TSVDataSource.Config¶

Component: TSVDataSource

class TSVDataSource.Config[source]: Bases: RootDataSource.Config

All Attributes (including base classes)

column_mapping: dict[str, str] = {}

train_filename: Optional[str] = None

Filename of training set. If not set, iteration will be empty.

test_filename: Optional[str] = None

Filename of testing set. If not set, iteration will be empty.

eval_filename: Optional[str] = None

Filename of eval set. If not set, iteration will be empty.

field_names: Optional[list[str]] = None

Field names for the TSV. If this is not set, the first line of each file will be assumed to be a header containing the field names.

delimiter: str = '\t'

The column delimiter passed to Python’s csv library. Change to “,” for csv.

quoted: bool = False

Whether the columns can use quotes to include delimiters or not. Rows with unclosed quotes will be merged with n inside.
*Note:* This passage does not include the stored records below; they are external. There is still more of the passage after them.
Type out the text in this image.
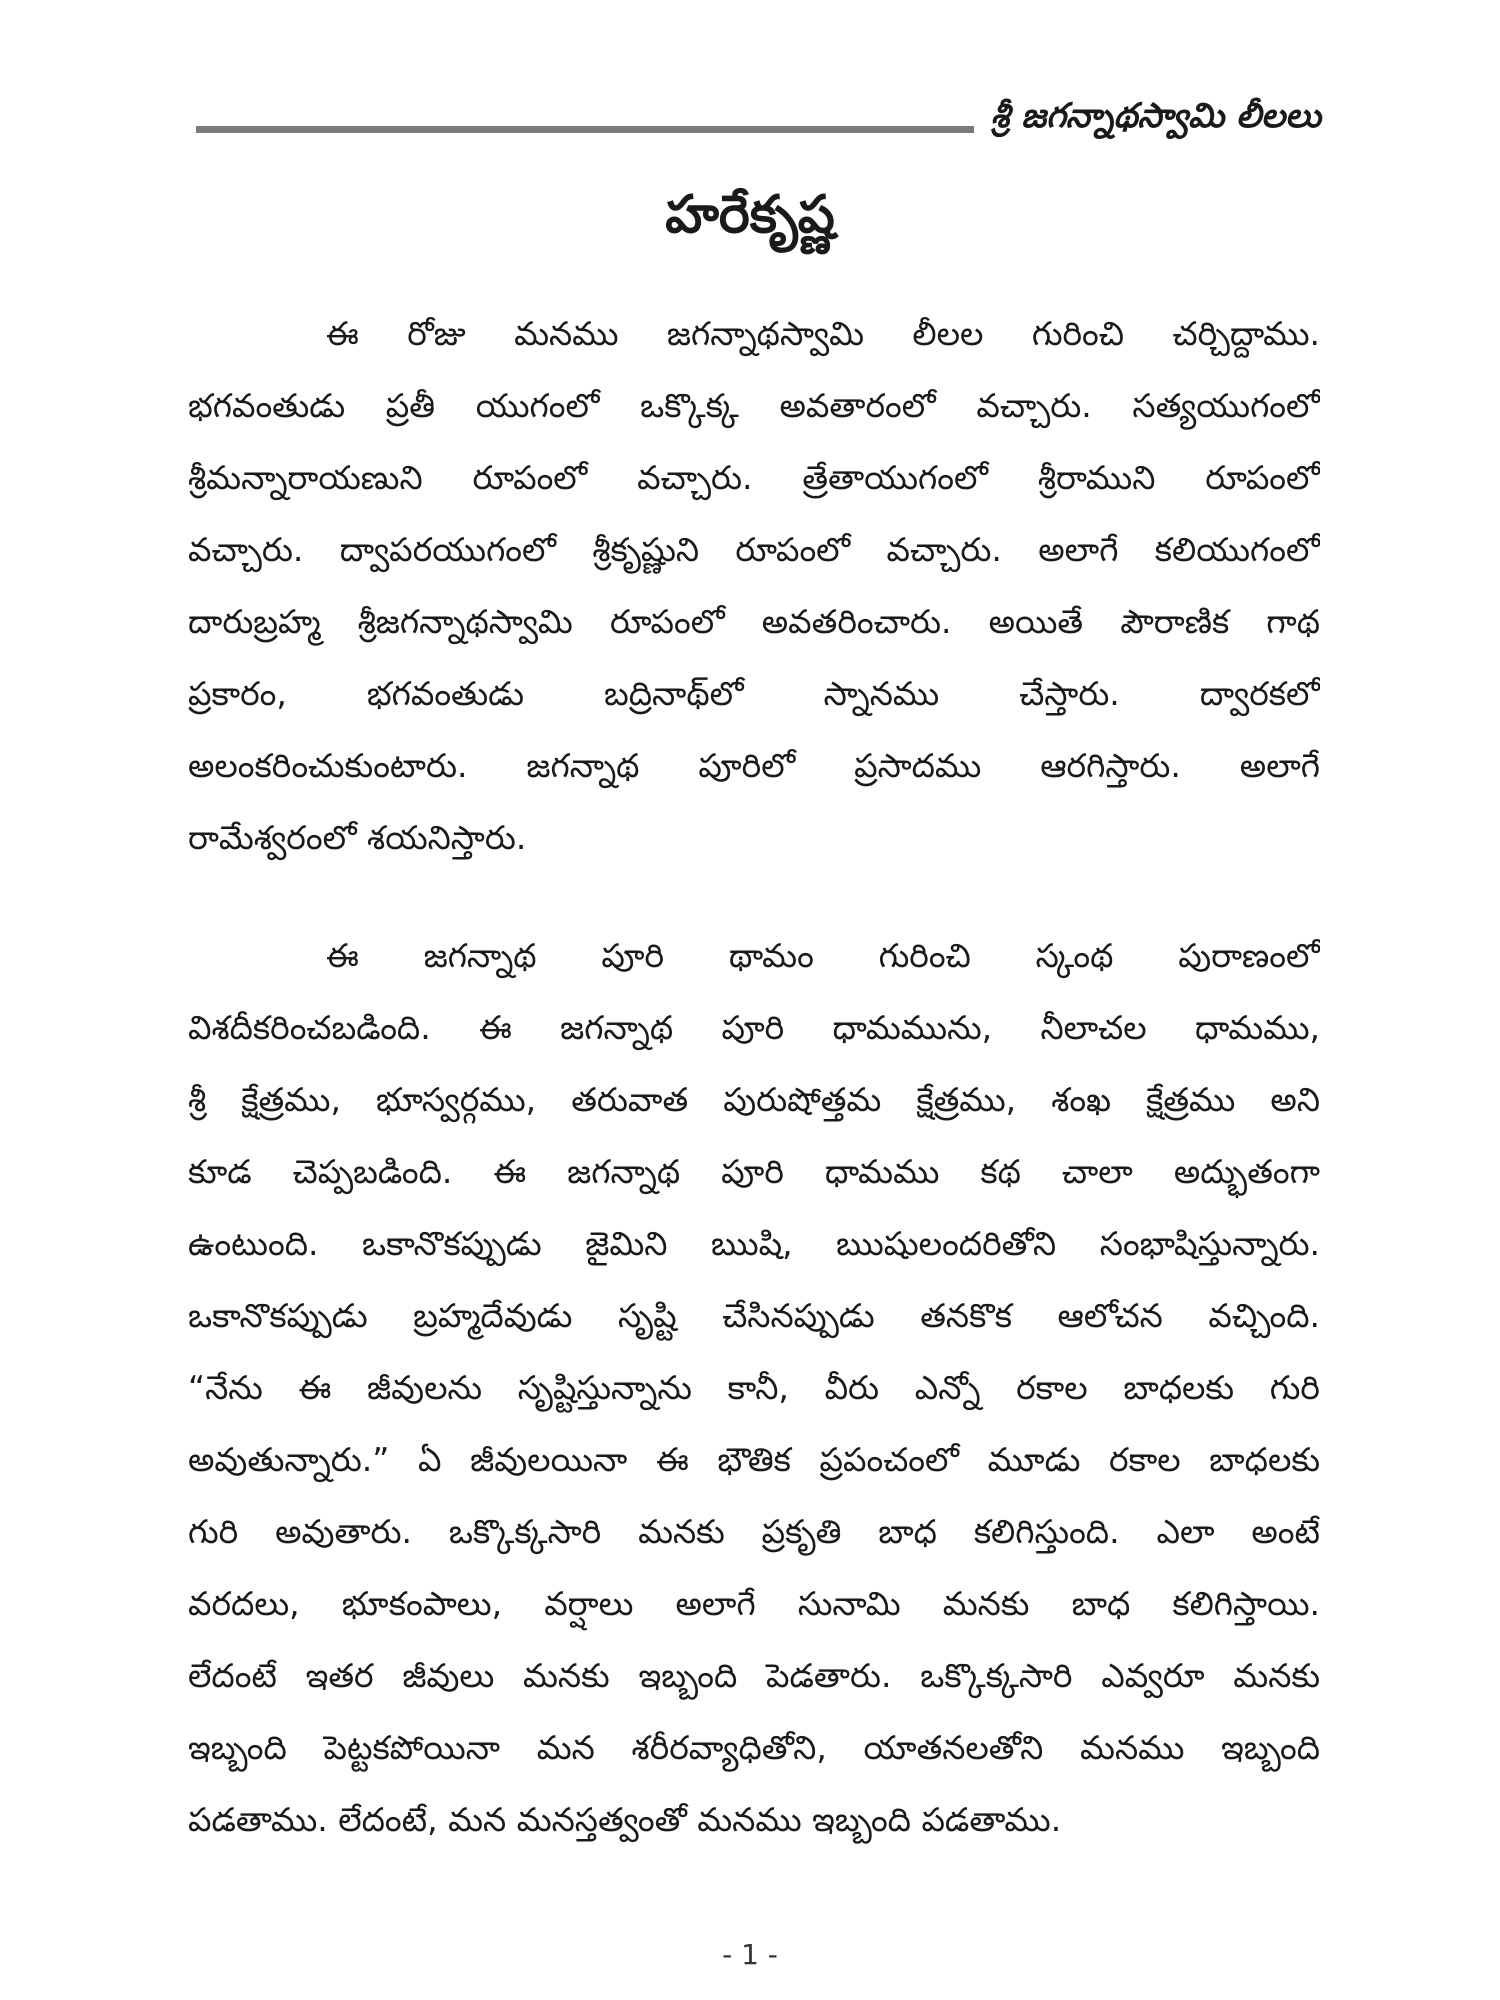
శ్రీ జగన్నాథస్వామి లీలలు
హరేకృష్ణ
ఈ రోజు మనము జగన్నాథస్వామి లీలల గురించి చర్చిద్దాము.
భగవంతుడు ప్రతీ యుగంలో ఒక్కొక్క అవతారంలో వచ్చారు. సత్యయుగంలో
శ్రీమన్నారాయణుని రూపంలో వచ్చారు. త్రేతాయుగంలో శ్రీరాముని రూపంలో
వచ్చారు. ద్వాపరయుగంలో శ్రీకృష్ణుని రూపంలో వచ్చారు. అలాగే కలియుగంలో
దారుబ్రహ్మ శ్రీజగన్నాథస్వామి రూపంలో అవతరించారు. అయితే పౌరాణిక గాథ
ప్రకారం, భగవంతుడు బద్రినాథ్‌లో స్నానము చేస్తారు. ద్వారకలో
అలంకరించుకుంటారు. జగన్నాథ పూరిలో ప్రసాదము ఆరగిస్తారు. అలాగే
రామేశ్వరంలో శయనిస్తారు.
ఈ జగన్నాథ పూరి థామం గురించి స్కంథ పురాణంలో
విశదీకరించబడింది. ఈ జగన్నాథ పూరి ధామమును, నీలాచల ధామము,
శ్రీ క్షేత్రము, భూస్వర్గము, తరువాత పురుషోత్తమ క్షేత్రము, శంఖ క్షేత్రము అని
కూడ చెప్పబడింది. ఈ జగన్నాథ పూరి ధామము కథ చాలా అద్భుతంగా
ఉంటుంది. ఒకానొకప్పుడు జైమిని ఋషి, ఋషులందరితోని సంభాషిస్తున్నారు.
ఒకానొకప్పుడు బ్రహ్మదేవుడు సృష్టి చేసినప్పుడు తనకొక ఆలోచన వచ్చింది.
“నేను ఈ జీవులను సృష్టిస్తున్నాను కానీ, వీరు ఎన్నో రకాల బాధలకు గురి
అవుతున్నారు.” ఏ జీవులయినా ఈ భౌతిక ప్రపంచంలో మూడు రకాల బాధలకు
గురి అవుతారు. ఒక్కొక్కసారి మనకు ప్రకృతి బాధ కలిగిస్తుంది. ఎలా అంటే
వరదలు, భూకంపాలు, వర్షాలు అలాగే సునామి మనకు బాధ కలిగిస్తాయి.
లేదంటే ఇతర జీవులు మనకు ఇబ్బంది పెడతారు. ఒక్కొక్కసారి ఎవ్వరూ మనకు
ఇబ్బంది పెట్టకపోయినా మన శరీరవ్యాధితోని, యాతనలతోని మనము ఇబ్బంది
పడతాము. లేదంటే, మన మనస్తత్వంతో మనము ఇబ్బంది పడతాము.
- 1 -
Change to True for quoted csv.

drop_incomplete_rows: bool = False

Subclasses

BlockShardedTSVDataSource.Config
MultilingualTSVDataSource.Config
SessionTSVDataSource.Config

Default JSON

{
    "column_mapping": {},
    "train_filename": null,
    "test_filename": null,
    "eval_filename": null,
    "field_names": null,
    "delimiter": "\t",
    "quoted": false,
    "drop_incomplete_rows": false
}